Die Bedenken der Pflegekräfte zu ignorieren, sie mit einer Impfpflicht sogar zu übergehen, schafft kein Vertrauen. Es schürt vielmehr Frust und Ängste bis in die Gesamtbevölkerung hinein.

Mehr noch: Es spielt denen in die Hände, die das Bild eines Staates malen, der Bürgerrechte einschränkt und kritische Stimmen ignoriert. Es ist deshalb höchste Zeit, Experten in die Altersheime und Kliniken zu schicken, die sich den kritischen Fragen, den Ängsten stellen und aufklären.
Denn berechtigte Fragen gibt es genügend: Sind Geimpfte tatsächlich nicht mehr ansteckend? Und müssen Pflegekräfte auch mit Impfung weiter die Schutzkleidung tragen, die ihren Alltag derzeit so anstrengend macht?

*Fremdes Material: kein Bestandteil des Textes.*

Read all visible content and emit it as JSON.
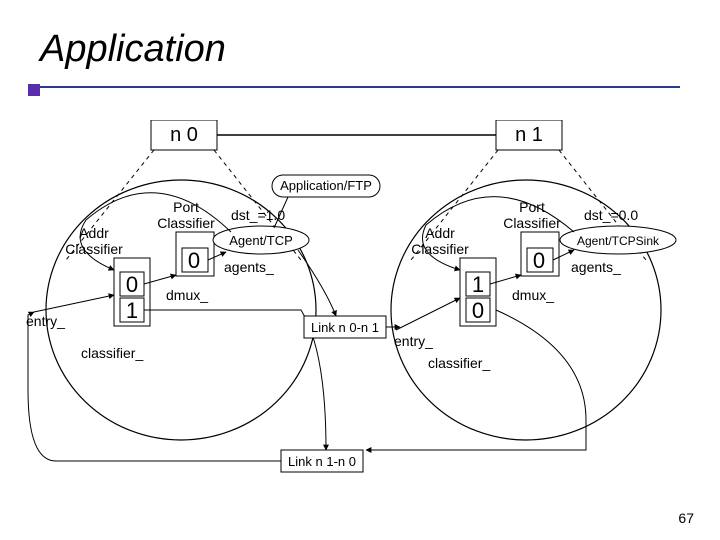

Abschließende Antworten auf diese Fragen hat die Wissenschaft (noch) nicht. Andere Ängste können aber einfach ausgeräumt werden. Eine Aufklärungskampagne, wie sie Markus Söder mit Recht ins Spiel gebracht hat, würde also helfen.

Transparenz, Informationen und überzeugende Argumente, das schafft Vertrauen. Ein Zwang bewirkt das Gegenteil.